Lay the tofu flat on a cutting board. Halve on the diagonal so that you have two right-angle triangles. Lay each triangle on its longest side so that the right angle is at the top, like a mountain peak. Cut lengthwise into four identical triangles about 1/2 inch thick. (You will end up with eight of these). Now lay each triangle down flat and cut crosswise into three smaller triangles (they will not be identical), for a grand total of twenty-four pieces. Arrange the tofu on a tray or large plate.
In a small bowl, whisk the oil, salt, and pepper with a fork until the salt is nearly dissolved. Generously brush the tofu on both sides with the seasoned oil.

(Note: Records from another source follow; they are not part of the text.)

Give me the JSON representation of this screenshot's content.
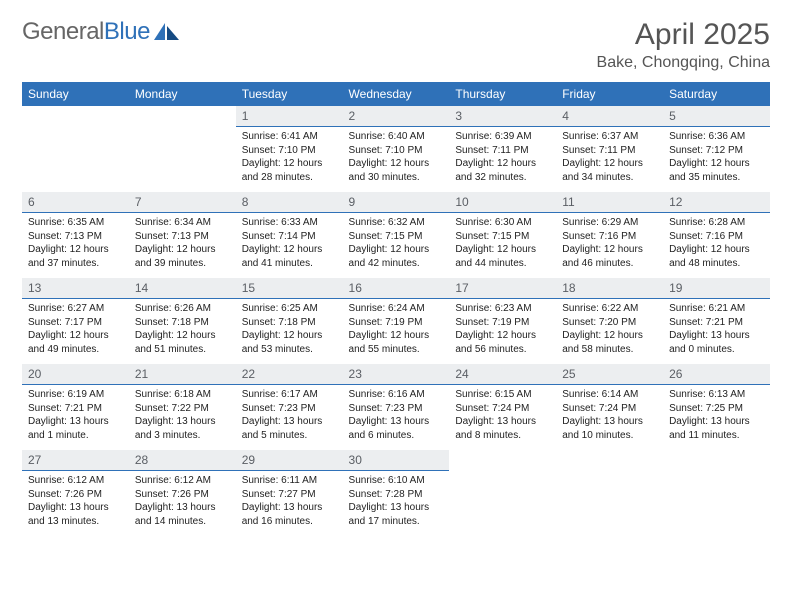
{
  "brand": {
    "partA": "General",
    "partB": "Blue"
  },
  "title": "April 2025",
  "location": "Bake, Chongqing, China",
  "colors": {
    "headerBg": "#2f71b8",
    "headerText": "#ffffff",
    "dayNumBg": "#eceef0",
    "dayNumBorder": "#2f71b8",
    "bodyText": "#222222",
    "titleText": "#555555"
  },
  "columns": [
    "Sunday",
    "Monday",
    "Tuesday",
    "Wednesday",
    "Thursday",
    "Friday",
    "Saturday"
  ],
  "weeks": [
    [
      null,
      null,
      {
        "d": "1",
        "sr": "6:41 AM",
        "ss": "7:10 PM",
        "dl": "12 hours and 28 minutes."
      },
      {
        "d": "2",
        "sr": "6:40 AM",
        "ss": "7:10 PM",
        "dl": "12 hours and 30 minutes."
      },
      {
        "d": "3",
        "sr": "6:39 AM",
        "ss": "7:11 PM",
        "dl": "12 hours and 32 minutes."
      },
      {
        "d": "4",
        "sr": "6:37 AM",
        "ss": "7:11 PM",
        "dl": "12 hours and 34 minutes."
      },
      {
        "d": "5",
        "sr": "6:36 AM",
        "ss": "7:12 PM",
        "dl": "12 hours and 35 minutes."
      }
    ],
    [
      {
        "d": "6",
        "sr": "6:35 AM",
        "ss": "7:13 PM",
        "dl": "12 hours and 37 minutes."
      },
      {
        "d": "7",
        "sr": "6:34 AM",
        "ss": "7:13 PM",
        "dl": "12 hours and 39 minutes."
      },
      {
        "d": "8",
        "sr": "6:33 AM",
        "ss": "7:14 PM",
        "dl": "12 hours and 41 minutes."
      },
      {
        "d": "9",
        "sr": "6:32 AM",
        "ss": "7:15 PM",
        "dl": "12 hours and 42 minutes."
      },
      {
        "d": "10",
        "sr": "6:30 AM",
        "ss": "7:15 PM",
        "dl": "12 hours and 44 minutes."
      },
      {
        "d": "11",
        "sr": "6:29 AM",
        "ss": "7:16 PM",
        "dl": "12 hours and 46 minutes."
      },
      {
        "d": "12",
        "sr": "6:28 AM",
        "ss": "7:16 PM",
        "dl": "12 hours and 48 minutes."
      }
    ],
    [
      {
        "d": "13",
        "sr": "6:27 AM",
        "ss": "7:17 PM",
        "dl": "12 hours and 49 minutes."
      },
      {
        "d": "14",
        "sr": "6:26 AM",
        "ss": "7:18 PM",
        "dl": "12 hours and 51 minutes."
      },
      {
        "d": "15",
        "sr": "6:25 AM",
        "ss": "7:18 PM",
        "dl": "12 hours and 53 minutes."
      },
      {
        "d": "16",
        "sr": "6:24 AM",
        "ss": "7:19 PM",
        "dl": "12 hours and 55 minutes."
      },
      {
        "d": "17",
        "sr": "6:23 AM",
        "ss": "7:19 PM",
        "dl": "12 hours and 56 minutes."
      },
      {
        "d": "18",
        "sr": "6:22 AM",
        "ss": "7:20 PM",
        "dl": "12 hours and 58 minutes."
      },
      {
        "d": "19",
        "sr": "6:21 AM",
        "ss": "7:21 PM",
        "dl": "13 hours and 0 minutes."
      }
    ],
    [
      {
        "d": "20",
        "sr": "6:19 AM",
        "ss": "7:21 PM",
        "dl": "13 hours and 1 minute."
      },
      {
        "d": "21",
        "sr": "6:18 AM",
        "ss": "7:22 PM",
        "dl": "13 hours and 3 minutes."
      },
      {
        "d": "22",
        "sr": "6:17 AM",
        "ss": "7:23 PM",
        "dl": "13 hours and 5 minutes."
      },
      {
        "d": "23",
        "sr": "6:16 AM",
        "ss": "7:23 PM",
        "dl": "13 hours and 6 minutes."
      },
      {
        "d": "24",
        "sr": "6:15 AM",
        "ss": "7:24 PM",
        "dl": "13 hours and 8 minutes."
      },
      {
        "d": "25",
        "sr": "6:14 AM",
        "ss": "7:24 PM",
        "dl": "13 hours and 10 minutes."
      },
      {
        "d": "26",
        "sr": "6:13 AM",
        "ss": "7:25 PM",
        "dl": "13 hours and 11 minutes."
      }
    ],
    [
      {
        "d": "27",
        "sr": "6:12 AM",
        "ss": "7:26 PM",
        "dl": "13 hours and 13 minutes."
      },
      {
        "d": "28",
        "sr": "6:12 AM",
        "ss": "7:26 PM",
        "dl": "13 hours and 14 minutes."
      },
      {
        "d": "29",
        "sr": "6:11 AM",
        "ss": "7:27 PM",
        "dl": "13 hours and 16 minutes."
      },
      {
        "d": "30",
        "sr": "6:10 AM",
        "ss": "7:28 PM",
        "dl": "13 hours and 17 minutes."
      },
      null,
      null,
      null
    ]
  ],
  "labels": {
    "sunrise": "Sunrise:",
    "sunset": "Sunset:",
    "daylight": "Daylight:"
  }
}
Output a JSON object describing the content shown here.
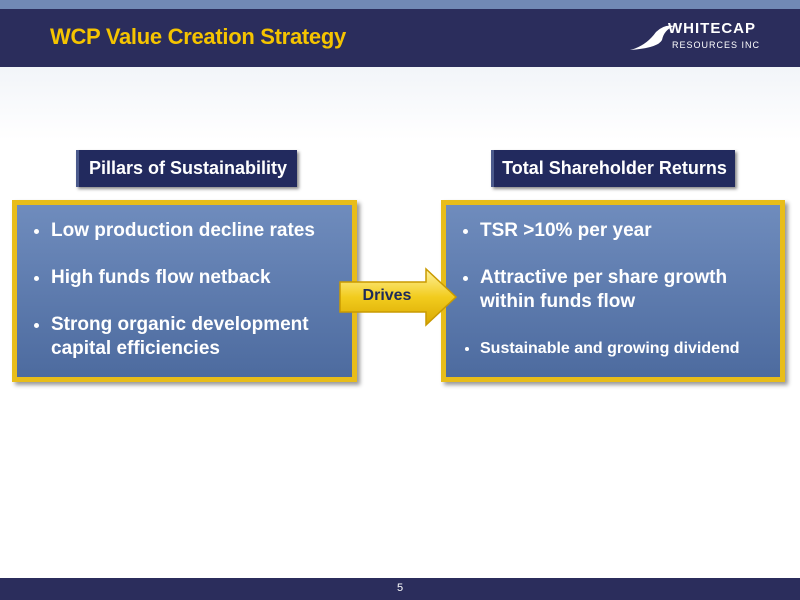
{
  "header": {
    "title": "WCP Value Creation Strategy",
    "logo": {
      "name": "WHITECAP",
      "subtitle": "RESOURCES INC"
    }
  },
  "left": {
    "label": "Pillars of Sustainability",
    "bullets": [
      "Low production decline rates",
      "High funds flow netback",
      "Strong organic development capital efficiencies"
    ]
  },
  "arrow": {
    "label": "Drives"
  },
  "right": {
    "label": "Total Shareholder Returns",
    "bullets": [
      "TSR >10% per year",
      "Attractive per share growth within funds flow",
      "Sustainable and growing dividend"
    ]
  },
  "footer": {
    "page": "5"
  }
}
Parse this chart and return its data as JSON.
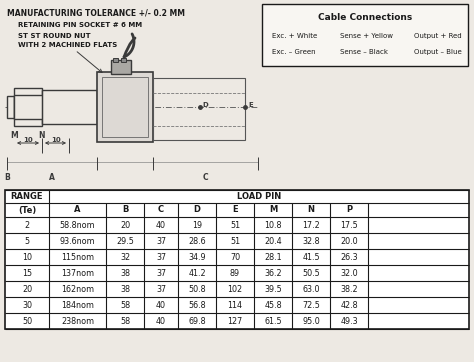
{
  "title_text": "MANUFACTURING TOLERANCE +/- 0.2 MM",
  "annotation1": "RETAINING PIN SOCKET # 6 MM",
  "annotation2": "ST ST ROUND NUT\nWITH 2 MACHINED FLATS",
  "cable_box_title": "Cable Connections",
  "cable_line1a": "Exc. + White",
  "cable_line1b": "Sense + Yellow",
  "cable_line1c": "Output + Red",
  "cable_line2a": "Exc. – Green",
  "cable_line2b": "Sense – Black",
  "cable_line2c": "Output – Blue",
  "col_headers": [
    "(Te)",
    "A",
    "B",
    "C",
    "D",
    "E",
    "M",
    "N",
    "P"
  ],
  "table_data": [
    [
      "2",
      "58.8nom",
      "20",
      "40",
      "19",
      "51",
      "10.8",
      "17.2",
      "17.5"
    ],
    [
      "5",
      "93.6nom",
      "29.5",
      "37",
      "28.6",
      "51",
      "20.4",
      "32.8",
      "20.0"
    ],
    [
      "10",
      "115nom",
      "32",
      "37",
      "34.9",
      "70",
      "28.1",
      "41.5",
      "26.3"
    ],
    [
      "15",
      "137nom",
      "38",
      "37",
      "41.2",
      "89",
      "36.2",
      "50.5",
      "32.0"
    ],
    [
      "20",
      "162nom",
      "38",
      "37",
      "50.8",
      "102",
      "39.5",
      "63.0",
      "38.2"
    ],
    [
      "30",
      "184nom",
      "58",
      "40",
      "56.8",
      "114",
      "45.8",
      "72.5",
      "42.8"
    ],
    [
      "50",
      "238nom",
      "58",
      "40",
      "69.8",
      "127",
      "61.5",
      "95.0",
      "49.3"
    ]
  ],
  "bg_color": "#ede9e3",
  "line_color": "#1a1a1a",
  "drawing_line_color": "#3a3a3a"
}
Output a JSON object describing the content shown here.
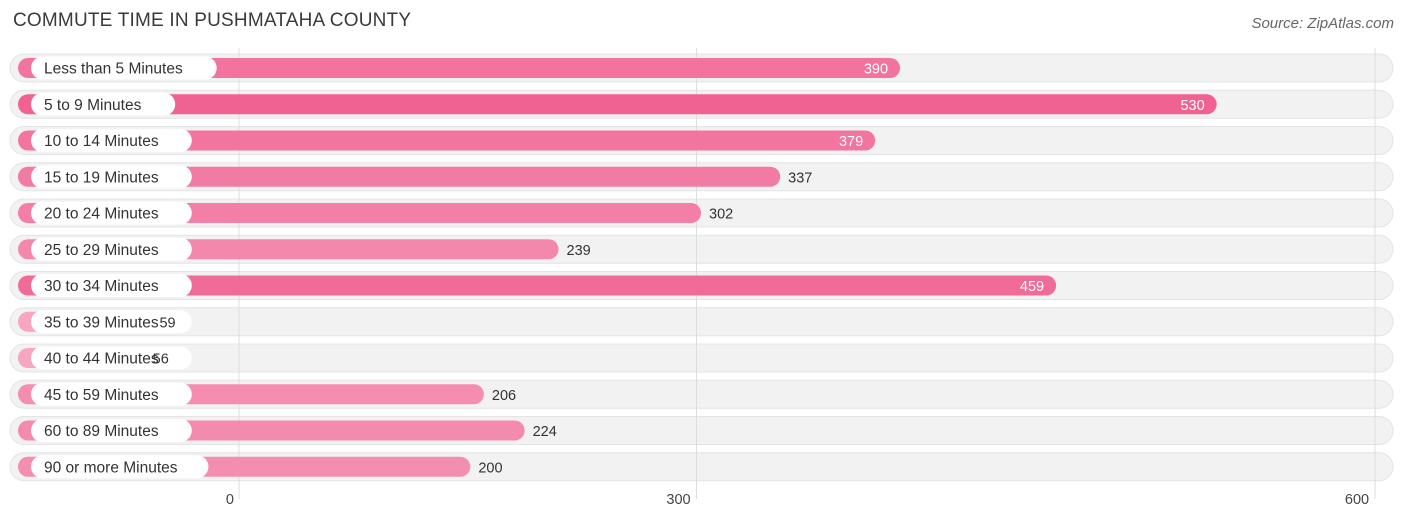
{
  "title": "COMMUTE TIME IN PUSHMATAHA COUNTY",
  "source": "Source: ZipAtlas.com",
  "chart_data": {
    "type": "bar",
    "orientation": "horizontal",
    "title": "COMMUTE TIME IN PUSHMATAHA COUNTY",
    "xlabel": "",
    "ylabel": "",
    "xlim": [
      0,
      600
    ],
    "ticks": [
      0,
      300,
      600
    ],
    "grid": true,
    "categories": [
      "Less than 5 Minutes",
      "5 to 9 Minutes",
      "10 to 14 Minutes",
      "15 to 19 Minutes",
      "20 to 24 Minutes",
      "25 to 29 Minutes",
      "30 to 34 Minutes",
      "35 to 39 Minutes",
      "40 to 44 Minutes",
      "45 to 59 Minutes",
      "60 to 89 Minutes",
      "90 or more Minutes"
    ],
    "values": [
      390,
      530,
      379,
      337,
      302,
      239,
      459,
      59,
      56,
      206,
      224,
      200
    ],
    "colors": {
      "high": "#f06292",
      "low": "#f8b3ca",
      "track": "#f2f2f2",
      "grid": "#dddddd",
      "label_inside": "#ffffff",
      "label_outside": "#333333"
    }
  }
}
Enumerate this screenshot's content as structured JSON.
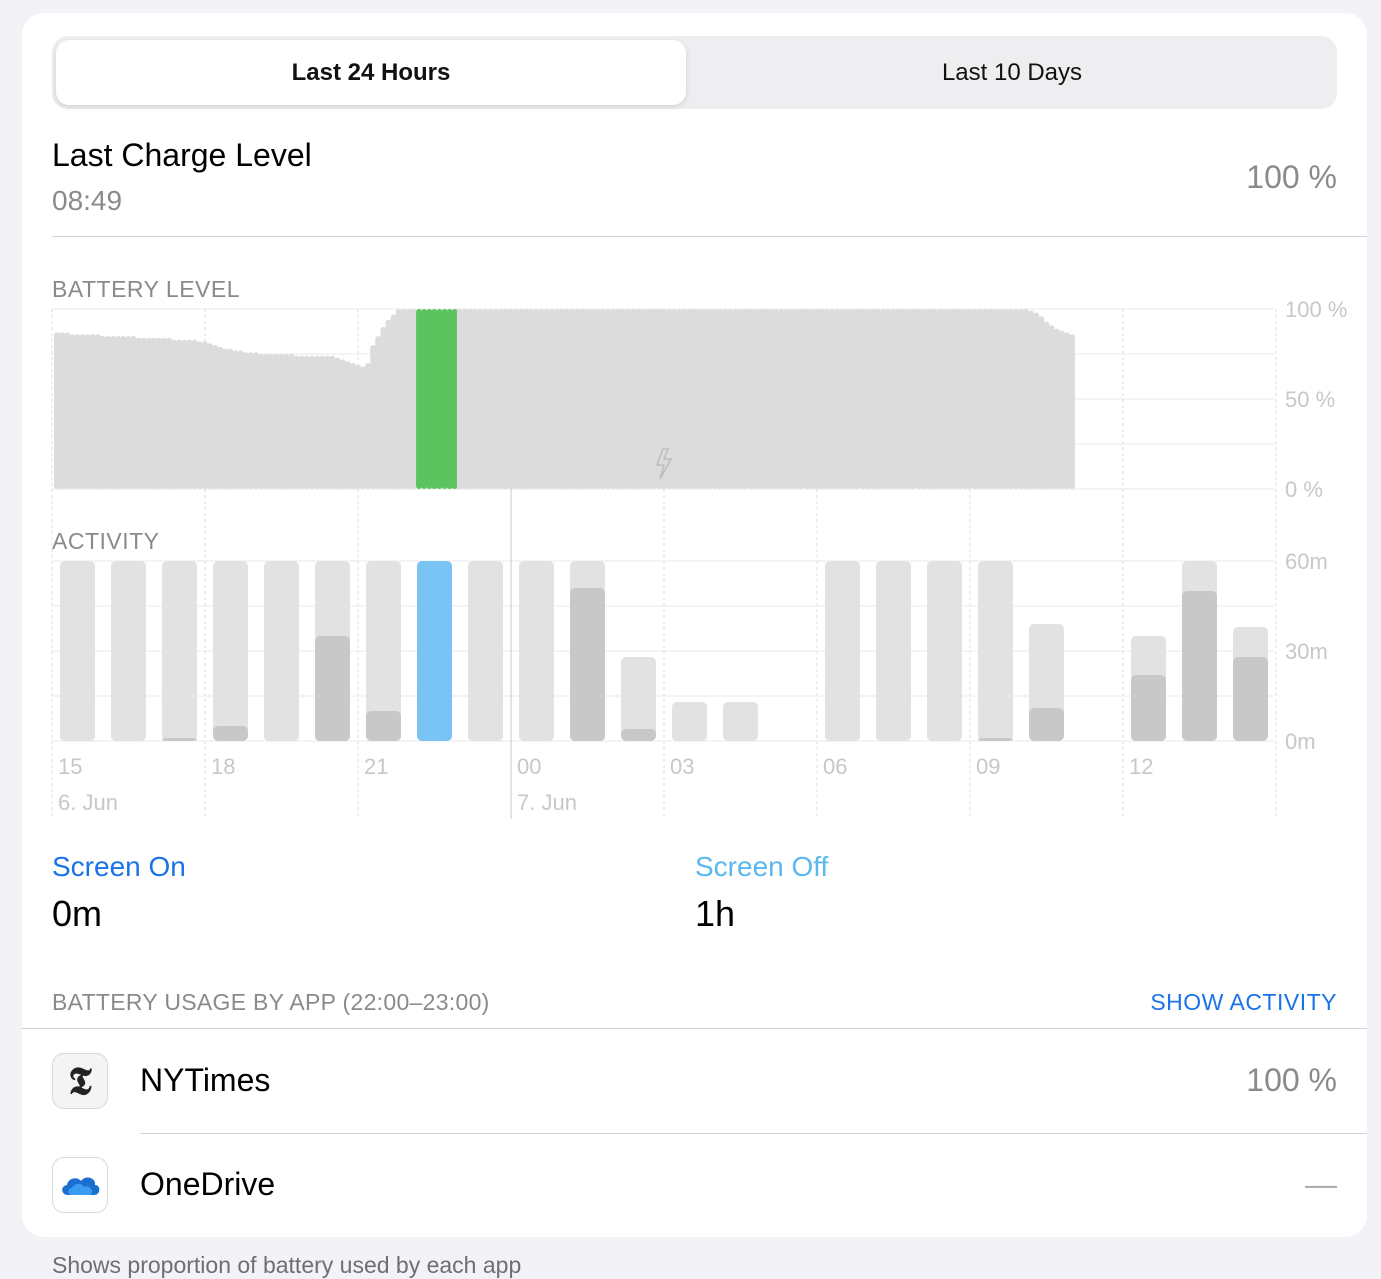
{
  "segmented": {
    "option1": "Last 24 Hours",
    "option2": "Last 10 Days",
    "selected": "Last 24 Hours"
  },
  "last_charge": {
    "title": "Last Charge Level",
    "time": "08:49",
    "value": "100 %"
  },
  "battery_level": {
    "label": "BATTERY LEVEL",
    "y_ticks": [
      "100 %",
      "50 %",
      "0 %"
    ],
    "levels": [
      87,
      87,
      87,
      86,
      86,
      86,
      86,
      86,
      86,
      85,
      85,
      85,
      85,
      85,
      85,
      85,
      84,
      84,
      84,
      84,
      84,
      84,
      84,
      83,
      83,
      83,
      83,
      83,
      82,
      82,
      81,
      80,
      79,
      78,
      78,
      77,
      77,
      76,
      76,
      76,
      75,
      75,
      75,
      75,
      75,
      75,
      75,
      74,
      74,
      74,
      74,
      74,
      74,
      74,
      74,
      73,
      72,
      71,
      70,
      69,
      68,
      70,
      80,
      85,
      90,
      94,
      97,
      100,
      100,
      100,
      100,
      100,
      100,
      100,
      100,
      100,
      100,
      100,
      100,
      100,
      100,
      100,
      100,
      100,
      100,
      100,
      100,
      100,
      100,
      100,
      100,
      100,
      100,
      100,
      100,
      100,
      100,
      100,
      100,
      100,
      100,
      100,
      100,
      100,
      100,
      100,
      100,
      100,
      100,
      100,
      100,
      100,
      100,
      100,
      100,
      100,
      100,
      100,
      100,
      100,
      100,
      100,
      100,
      100,
      100,
      100,
      100,
      100,
      100,
      100,
      100,
      100,
      100,
      100,
      100,
      100,
      100,
      100,
      100,
      100,
      100,
      100,
      100,
      100,
      100,
      100,
      100,
      100,
      100,
      100,
      100,
      100,
      100,
      100,
      100,
      100,
      100,
      100,
      100,
      100,
      100,
      100,
      100,
      100,
      100,
      100,
      100,
      100,
      100,
      100,
      100,
      100,
      100,
      100,
      100,
      100,
      100,
      100,
      100,
      100,
      100,
      100,
      100,
      100,
      100,
      100,
      100,
      100,
      100,
      100,
      100,
      99,
      98,
      96,
      93,
      91,
      89,
      88,
      87,
      86
    ],
    "highlighted_hour": "22",
    "charging_indicator": "bolt-icon",
    "colors": {
      "bar": "#dcdcdc",
      "highlight": "#5cc45e",
      "charging_hatch": "#e8e8e8"
    }
  },
  "activity": {
    "label": "ACTIVITY",
    "y_ticks": [
      "60m",
      "30m",
      "0m"
    ],
    "y_max_minutes": 60,
    "x_ticks": [
      "15",
      "18",
      "21",
      "00",
      "03",
      "06",
      "09",
      "12"
    ],
    "date_labels": [
      "6. Jun",
      "7. Jun"
    ],
    "hours": [
      {
        "total": 60,
        "screen_on": 0
      },
      {
        "total": 60,
        "screen_on": 0
      },
      {
        "total": 60,
        "screen_on": 1
      },
      {
        "total": 60,
        "screen_on": 5
      },
      {
        "total": 60,
        "screen_on": 0
      },
      {
        "total": 60,
        "screen_on": 35
      },
      {
        "total": 60,
        "screen_on": 10
      },
      {
        "total": 60,
        "screen_on": 0,
        "highlight": true
      },
      {
        "total": 60,
        "screen_on": 0
      },
      {
        "total": 60,
        "screen_on": 0
      },
      {
        "total": 60,
        "screen_on": 51
      },
      {
        "total": 28,
        "screen_on": 4
      },
      {
        "total": 13,
        "screen_on": 0
      },
      {
        "total": 13,
        "screen_on": 0
      },
      {
        "total": 0,
        "screen_on": 0
      },
      {
        "total": 60,
        "screen_on": 0
      },
      {
        "total": 60,
        "screen_on": 0
      },
      {
        "total": 60,
        "screen_on": 0
      },
      {
        "total": 60,
        "screen_on": 1
      },
      {
        "total": 39,
        "screen_on": 11
      },
      {
        "total": 0,
        "screen_on": 0
      },
      {
        "total": 35,
        "screen_on": 22
      },
      {
        "total": 60,
        "screen_on": 50
      },
      {
        "total": 38,
        "screen_on": 28
      }
    ],
    "colors": {
      "total": "#e2e2e2",
      "screen_on": "#c8c8c8",
      "highlight": "#79c3f5"
    }
  },
  "summary": {
    "screen_on_label": "Screen On",
    "screen_on_value": "0m",
    "screen_off_label": "Screen Off",
    "screen_off_value": "1h",
    "colors": {
      "screen_on": "#1a73e8",
      "screen_off": "#5ab8f0"
    }
  },
  "usage": {
    "header": "BATTERY USAGE BY APP (22:00–23:00)",
    "show_activity": "SHOW ACTIVITY",
    "apps": [
      {
        "name": "NYTimes",
        "value": "100 %",
        "icon": "nytimes-logo-icon"
      },
      {
        "name": "OneDrive",
        "value": "—",
        "icon": "onedrive-cloud-icon"
      }
    ]
  },
  "footer": "Shows proportion of battery used by each app"
}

Heat a 10- to 12-inch skillet (cast-iron works great here) over medium-high heat until nearly smoking hot. Cook the tofu in batches for 3 to 5 minutes on each side, or until golden brown and crispy, adjusting the heat as needed to prevent burning.
The tofu is best eaten the day it is made, though it will keep for 1 to 2 days in an airtight container in the refrigerator; reheat in a dry skillet.
O’Donnel suggests using this crispy tofu with pita bread or a soft baguette or sandwich roll: Pesto or tapenade (but not ketchup!) makes a good spread; add roasted peppers, pickled carrots and/or radishes. Try mixed salad greens, romaine or arugula – “you can drizzle sesame oil inside the lettuce,” she says.